After accounting for degree of spread (summary stage), remoteness and socioeconomic status, the increased risk of cancer death in Aboriginal people remained. The addition of PCSCI and other indices led to a reduction of this disparity by between 5 and 12%, with a slightly higher reduction occurring with the PCSCI. Further investigations are needed to determine whether the differences in survival, which persisted after comorbidity adjustment, could be explained by other factors known to impact on survival but not included in the study, for example, lifestyle factors or adherence to treatment guidelines.

Lack of access to treatment data in this study limited our ability to investigate possible reasons for differences in mortality. Due to a small number of cases within each cancer site group, we could not test whether weights derived for each comorbid condition would differ by cancer type, which could influence overall comorbidity scores. Another limitation was not having access to Medicare data. It is envisaged that having access to Medicare data for this study population could potentially strengthen our index, as more comorbid conditions which might impact on mortality risk could be inferred and added to the patient’s total score (including conditions not associated with hospitalisation).

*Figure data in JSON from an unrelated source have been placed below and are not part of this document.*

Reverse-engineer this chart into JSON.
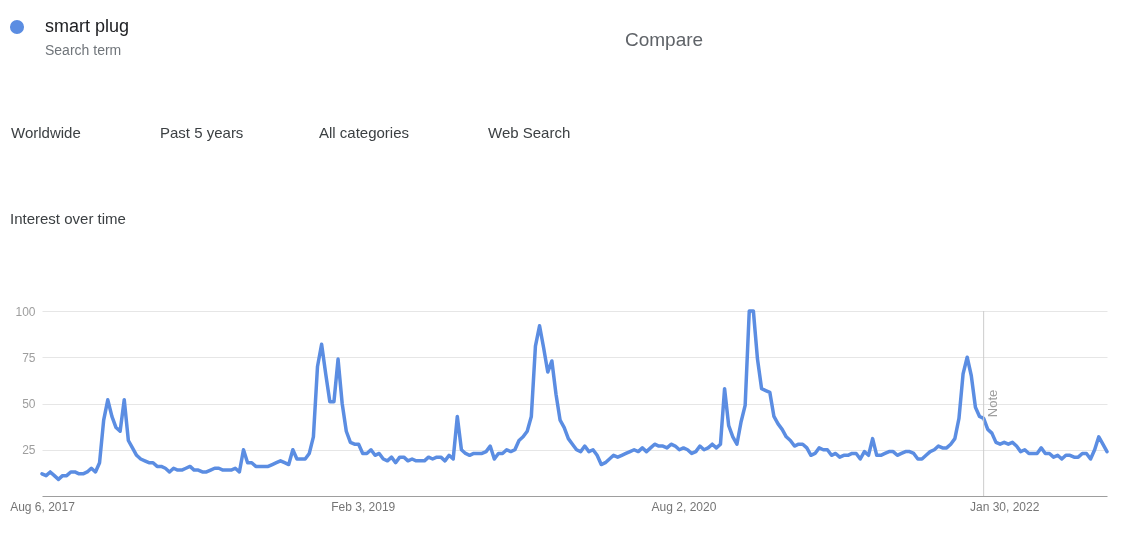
{
  "chart_data": {
    "type": "line",
    "title": "Interest over time",
    "annotations": [
      "Search term",
      "Compare",
      "Worldwide",
      "Past 5 years",
      "All categories",
      "Web Search"
    ],
    "x": [
      "2017-08-06",
      "2017-08-13",
      "2017-08-20",
      "2017-08-27",
      "2017-09-03",
      "2017-09-10",
      "2017-09-17",
      "2017-09-24",
      "2017-10-01",
      "2017-10-08",
      "2017-10-15",
      "2017-10-22",
      "2017-10-29",
      "2017-11-05",
      "2017-11-12",
      "2017-11-19",
      "2017-11-26",
      "2017-12-03",
      "2017-12-10",
      "2017-12-17",
      "2017-12-24",
      "2017-12-31",
      "2018-01-07",
      "2018-01-14",
      "2018-01-21",
      "2018-01-28",
      "2018-02-04",
      "2018-02-11",
      "2018-02-18",
      "2018-02-25",
      "2018-03-04",
      "2018-03-11",
      "2018-03-18",
      "2018-03-25",
      "2018-04-01",
      "2018-04-08",
      "2018-04-15",
      "2018-04-22",
      "2018-04-29",
      "2018-05-06",
      "2018-05-13",
      "2018-05-20",
      "2018-05-27",
      "2018-06-03",
      "2018-06-10",
      "2018-06-17",
      "2018-06-24",
      "2018-07-01",
      "2018-07-08",
      "2018-07-15",
      "2018-07-22",
      "2018-07-29",
      "2018-08-05",
      "2018-08-12",
      "2018-08-19",
      "2018-08-26",
      "2018-09-02",
      "2018-09-09",
      "2018-09-16",
      "2018-09-23",
      "2018-09-30",
      "2018-10-07",
      "2018-10-14",
      "2018-10-21",
      "2018-10-28",
      "2018-11-04",
      "2018-11-11",
      "2018-11-18",
      "2018-11-25",
      "2018-12-02",
      "2018-12-09",
      "2018-12-16",
      "2018-12-23",
      "2018-12-30",
      "2019-01-06",
      "2019-01-13",
      "2019-01-20",
      "2019-01-27",
      "2019-02-03",
      "2019-02-10",
      "2019-02-17",
      "2019-02-24",
      "2019-03-03",
      "2019-03-10",
      "2019-03-17",
      "2019-03-24",
      "2019-03-31",
      "2019-04-07",
      "2019-04-14",
      "2019-04-21",
      "2019-04-28",
      "2019-05-05",
      "2019-05-12",
      "2019-05-19",
      "2019-05-26",
      "2019-06-02",
      "2019-06-09",
      "2019-06-16",
      "2019-06-23",
      "2019-06-30",
      "2019-07-07",
      "2019-07-14",
      "2019-07-21",
      "2019-07-28",
      "2019-08-04",
      "2019-08-11",
      "2019-08-18",
      "2019-08-25",
      "2019-09-01",
      "2019-09-08",
      "2019-09-15",
      "2019-09-22",
      "2019-09-29",
      "2019-10-06",
      "2019-10-13",
      "2019-10-20",
      "2019-10-27",
      "2019-11-03",
      "2019-11-10",
      "2019-11-17",
      "2019-11-24",
      "2019-12-01",
      "2019-12-08",
      "2019-12-15",
      "2019-12-22",
      "2019-12-29",
      "2020-01-05",
      "2020-01-12",
      "2020-01-19",
      "2020-01-26",
      "2020-02-02",
      "2020-02-09",
      "2020-02-16",
      "2020-02-23",
      "2020-03-01",
      "2020-03-08",
      "2020-03-15",
      "2020-03-22",
      "2020-03-29",
      "2020-04-05",
      "2020-04-12",
      "2020-04-19",
      "2020-04-26",
      "2020-05-03",
      "2020-05-10",
      "2020-05-17",
      "2020-05-24",
      "2020-05-31",
      "2020-06-07",
      "2020-06-14",
      "2020-06-21",
      "2020-06-28",
      "2020-07-05",
      "2020-07-12",
      "2020-07-19",
      "2020-07-26",
      "2020-08-02",
      "2020-08-09",
      "2020-08-16",
      "2020-08-23",
      "2020-08-30",
      "2020-09-06",
      "2020-09-13",
      "2020-09-20",
      "2020-09-27",
      "2020-10-04",
      "2020-10-11",
      "2020-10-18",
      "2020-10-25",
      "2020-11-01",
      "2020-11-08",
      "2020-11-15",
      "2020-11-22",
      "2020-11-29",
      "2020-12-06",
      "2020-12-13",
      "2020-12-20",
      "2020-12-27",
      "2021-01-03",
      "2021-01-10",
      "2021-01-17",
      "2021-01-24",
      "2021-01-31",
      "2021-02-07",
      "2021-02-14",
      "2021-02-21",
      "2021-02-28",
      "2021-03-07",
      "2021-03-14",
      "2021-03-21",
      "2021-03-28",
      "2021-04-04",
      "2021-04-11",
      "2021-04-18",
      "2021-04-25",
      "2021-05-02",
      "2021-05-09",
      "2021-05-16",
      "2021-05-23",
      "2021-05-30",
      "2021-06-06",
      "2021-06-13",
      "2021-06-20",
      "2021-06-27",
      "2021-07-04",
      "2021-07-11",
      "2021-07-18",
      "2021-07-25",
      "2021-08-01",
      "2021-08-08",
      "2021-08-15",
      "2021-08-22",
      "2021-08-29",
      "2021-09-05",
      "2021-09-12",
      "2021-09-19",
      "2021-09-26",
      "2021-10-03",
      "2021-10-10",
      "2021-10-17",
      "2021-10-24",
      "2021-10-31",
      "2021-11-07",
      "2021-11-14",
      "2021-11-21",
      "2021-11-28",
      "2021-12-05",
      "2021-12-12",
      "2021-12-19",
      "2021-12-26",
      "2022-01-02",
      "2022-01-09",
      "2022-01-16",
      "2022-01-23",
      "2022-01-30",
      "2022-02-06",
      "2022-02-13",
      "2022-02-20",
      "2022-02-27",
      "2022-03-06",
      "2022-03-13",
      "2022-03-20",
      "2022-03-27",
      "2022-04-03",
      "2022-04-10",
      "2022-04-17",
      "2022-04-24",
      "2022-05-01",
      "2022-05-08",
      "2022-05-15",
      "2022-05-22",
      "2022-05-29",
      "2022-06-05",
      "2022-06-12",
      "2022-06-19",
      "2022-06-26",
      "2022-07-03",
      "2022-07-10",
      "2022-07-17",
      "2022-07-24"
    ],
    "series": [
      {
        "name": "smart plug",
        "color": "#5b8de2",
        "values": [
          12,
          11,
          13,
          11,
          9,
          11,
          11,
          13,
          13,
          12,
          12,
          13,
          15,
          13,
          18,
          41,
          52,
          43,
          37,
          35,
          52,
          30,
          26,
          22,
          20,
          19,
          18,
          18,
          16,
          16,
          15,
          13,
          15,
          14,
          14,
          15,
          16,
          14,
          14,
          13,
          13,
          14,
          15,
          15,
          14,
          14,
          14,
          15,
          13,
          25,
          18,
          18,
          16,
          16,
          16,
          16,
          17,
          18,
          19,
          18,
          17,
          25,
          20,
          20,
          20,
          23,
          32,
          70,
          82,
          66,
          51,
          51,
          74,
          50,
          35,
          29,
          28,
          28,
          23,
          23,
          25,
          22,
          23,
          20,
          19,
          21,
          18,
          21,
          21,
          19,
          20,
          19,
          19,
          19,
          21,
          20,
          21,
          21,
          19,
          22,
          20,
          43,
          25,
          23,
          22,
          23,
          23,
          23,
          24,
          27,
          20,
          23,
          23,
          25,
          24,
          25,
          30,
          32,
          35,
          43,
          81,
          92,
          80,
          67,
          73,
          55,
          41,
          37,
          31,
          28,
          25,
          24,
          27,
          24,
          25,
          22,
          17,
          18,
          20,
          22,
          21,
          22,
          23,
          24,
          25,
          24,
          26,
          24,
          26,
          28,
          27,
          27,
          26,
          28,
          27,
          25,
          26,
          25,
          23,
          24,
          27,
          25,
          26,
          28,
          26,
          28,
          58,
          38,
          32,
          28,
          40,
          49,
          100,
          100,
          74,
          58,
          57,
          56,
          43,
          39,
          36,
          32,
          30,
          27,
          28,
          28,
          26,
          22,
          23,
          26,
          25,
          25,
          22,
          23,
          21,
          22,
          22,
          23,
          23,
          20,
          24,
          22,
          31,
          22,
          22,
          23,
          24,
          24,
          22,
          23,
          24,
          24,
          23,
          20,
          20,
          22,
          24,
          25,
          27,
          26,
          26,
          28,
          31,
          42,
          66,
          75,
          65,
          48,
          43,
          42,
          36,
          34,
          29,
          28,
          29,
          28,
          29,
          27,
          24,
          25,
          23,
          23,
          23,
          26,
          23,
          23,
          21,
          22,
          20,
          22,
          22,
          21,
          21,
          23,
          23,
          20,
          25,
          32,
          28,
          24
        ]
      }
    ],
    "xlim": [
      "2017-08-06",
      "2022-07-24"
    ],
    "xticks": [
      {
        "value": "2017-08-06",
        "label": "Aug 6, 2017"
      },
      {
        "value": "2019-02-03",
        "label": "Feb 3, 2019"
      },
      {
        "value": "2020-08-02",
        "label": "Aug 2, 2020"
      },
      {
        "value": "2022-01-30",
        "label": "Jan 30, 2022"
      }
    ],
    "ylim": [
      0,
      100
    ],
    "yticks": [
      25,
      50,
      75,
      100
    ],
    "ref_lines": [
      {
        "axis": "x",
        "value": "2021-12-26",
        "label": "Note",
        "color": "#cccccc"
      }
    ],
    "grid": "y",
    "legend": "top left"
  }
}
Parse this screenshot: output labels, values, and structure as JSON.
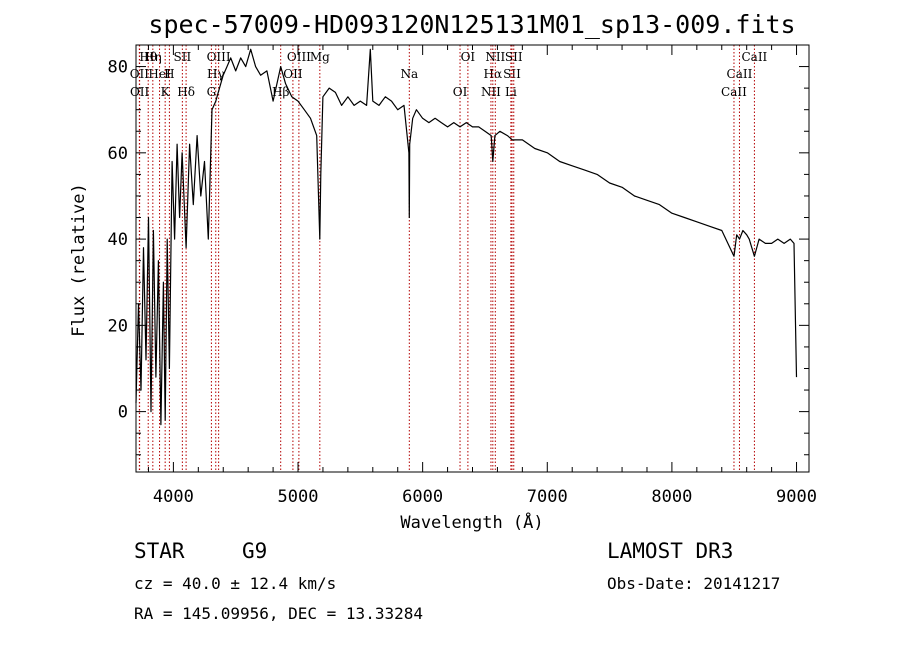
{
  "chart_data": {
    "type": "line",
    "title": "spec-57009-HD093120N125131M01_sp13-009.fits",
    "xlabel": "Wavelength (Å)",
    "ylabel": "Flux (relative)",
    "xlim": [
      3700,
      9100
    ],
    "ylim": [
      -14,
      85
    ],
    "xticks": [
      4000,
      5000,
      6000,
      7000,
      8000,
      9000
    ],
    "yticks": [
      0,
      20,
      40,
      60,
      80
    ],
    "series": [
      {
        "name": "spectrum",
        "x": [
          3700,
          3720,
          3740,
          3760,
          3780,
          3800,
          3820,
          3840,
          3860,
          3880,
          3900,
          3920,
          3934,
          3950,
          3968,
          3990,
          4010,
          4030,
          4050,
          4070,
          4102,
          4130,
          4160,
          4190,
          4220,
          4250,
          4280,
          4310,
          4340,
          4370,
          4400,
          4430,
          4460,
          4500,
          4540,
          4580,
          4620,
          4660,
          4700,
          4750,
          4800,
          4861,
          4900,
          4950,
          5000,
          5050,
          5100,
          5150,
          5175,
          5183,
          5200,
          5250,
          5300,
          5350,
          5400,
          5450,
          5500,
          5550,
          5580,
          5600,
          5650,
          5700,
          5750,
          5800,
          5850,
          5890,
          5893,
          5896,
          5920,
          5950,
          6000,
          6050,
          6100,
          6150,
          6200,
          6250,
          6300,
          6350,
          6400,
          6450,
          6500,
          6550,
          6563,
          6580,
          6620,
          6680,
          6720,
          6800,
          6900,
          7000,
          7100,
          7200,
          7300,
          7400,
          7500,
          7600,
          7700,
          7800,
          7900,
          8000,
          8100,
          8200,
          8300,
          8400,
          8498,
          8520,
          8542,
          8570,
          8600,
          8620,
          8662,
          8700,
          8750,
          8800,
          8850,
          8900,
          8950,
          8980,
          9000
        ],
        "values": [
          2,
          25,
          5,
          38,
          12,
          45,
          0,
          42,
          8,
          35,
          -3,
          30,
          -2,
          40,
          10,
          58,
          40,
          62,
          45,
          60,
          38,
          62,
          48,
          64,
          50,
          58,
          40,
          70,
          72,
          75,
          78,
          80,
          82,
          79,
          82,
          80,
          84,
          80,
          78,
          79,
          72,
          80,
          76,
          73,
          72,
          70,
          68,
          64,
          40,
          55,
          73,
          75,
          74,
          71,
          73,
          71,
          72,
          71,
          84,
          72,
          71,
          73,
          72,
          70,
          71,
          60,
          45,
          62,
          68,
          70,
          68,
          67,
          68,
          67,
          66,
          67,
          66,
          67,
          66,
          66,
          65,
          64,
          58,
          64,
          65,
          64,
          63,
          63,
          61,
          60,
          58,
          57,
          56,
          55,
          53,
          52,
          50,
          49,
          48,
          46,
          45,
          44,
          43,
          42,
          36,
          41,
          40,
          42,
          41,
          40,
          36,
          40,
          39,
          39,
          40,
          39,
          40,
          39,
          8
        ]
      }
    ],
    "line_markers": [
      {
        "label": "Hθ",
        "x": 3798
      },
      {
        "label": "OII",
        "x": 3727
      },
      {
        "label": "OII",
        "x": 3729
      },
      {
        "label": "Hη",
        "x": 3835
      },
      {
        "label": "HeI",
        "x": 3889
      },
      {
        "label": "K",
        "x": 3934
      },
      {
        "label": "SII",
        "x": 4072
      },
      {
        "label": "H",
        "x": 3968
      },
      {
        "label": "Hδ",
        "x": 4102
      },
      {
        "label": "OIII",
        "x": 4363
      },
      {
        "label": "Hγ",
        "x": 4340
      },
      {
        "label": "G",
        "x": 4305
      },
      {
        "label": "OIII",
        "x": 5007
      },
      {
        "label": "OII",
        "x": 4959
      },
      {
        "label": "Hβ",
        "x": 4861
      },
      {
        "label": "Mg",
        "x": 5175
      },
      {
        "label": "Na",
        "x": 5893
      },
      {
        "label": "OI",
        "x": 6300
      },
      {
        "label": "OI",
        "x": 6363
      },
      {
        "label": "Hα",
        "x": 6563
      },
      {
        "label": "NII",
        "x": 6548
      },
      {
        "label": "NII",
        "x": 6583
      },
      {
        "label": "SII",
        "x": 6717
      },
      {
        "label": "Li",
        "x": 6708
      },
      {
        "label": "SII",
        "x": 6731
      },
      {
        "label": "CaII",
        "x": 8542
      },
      {
        "label": "CaII",
        "x": 8498
      },
      {
        "label": "CaII",
        "x": 8662
      }
    ]
  },
  "info": {
    "class": "STAR",
    "subclass": "G9",
    "survey": "LAMOST DR3",
    "cz": "cz = 40.0 ± 12.4 km/s",
    "obs_date": "Obs-Date: 20141217",
    "coords": "RA = 145.09956, DEC =  13.33284"
  }
}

The greatest strengths of this study were accessing data where Aboriginal status was cross-validated and were the sample of cases was drawn from the entire Aboriginal cohort diagnosed with cancer in South Australia for the period under review, thus minimising the potential for selection bias. The PCSCI was developed in South Australia, and it is recommended that PCSCI be validated in an external Aboriginal population to assess its generalizability to Aboriginal populations in other Australian states. The availability of comparable data for linking at a population level throughout Australia underscores the usefulness of data linkage to inform policy and to provide evidence of risk factors which impact on cancer outcomes.

In conclusion, our study is the first to develop a comorbidity index specific to cancer population of South Australia which can be applied effectively to Aboriginal only or a combined population. The results showed that PCSCI performed as well as or marginally better than CCI, ECI and C3. Nonetheless results also indicate that generic comorbidity indices developed in other non-Aboriginal populations probably provide a reasonably accurate determinations of comorbidity effects in Aboriginal people with cancer.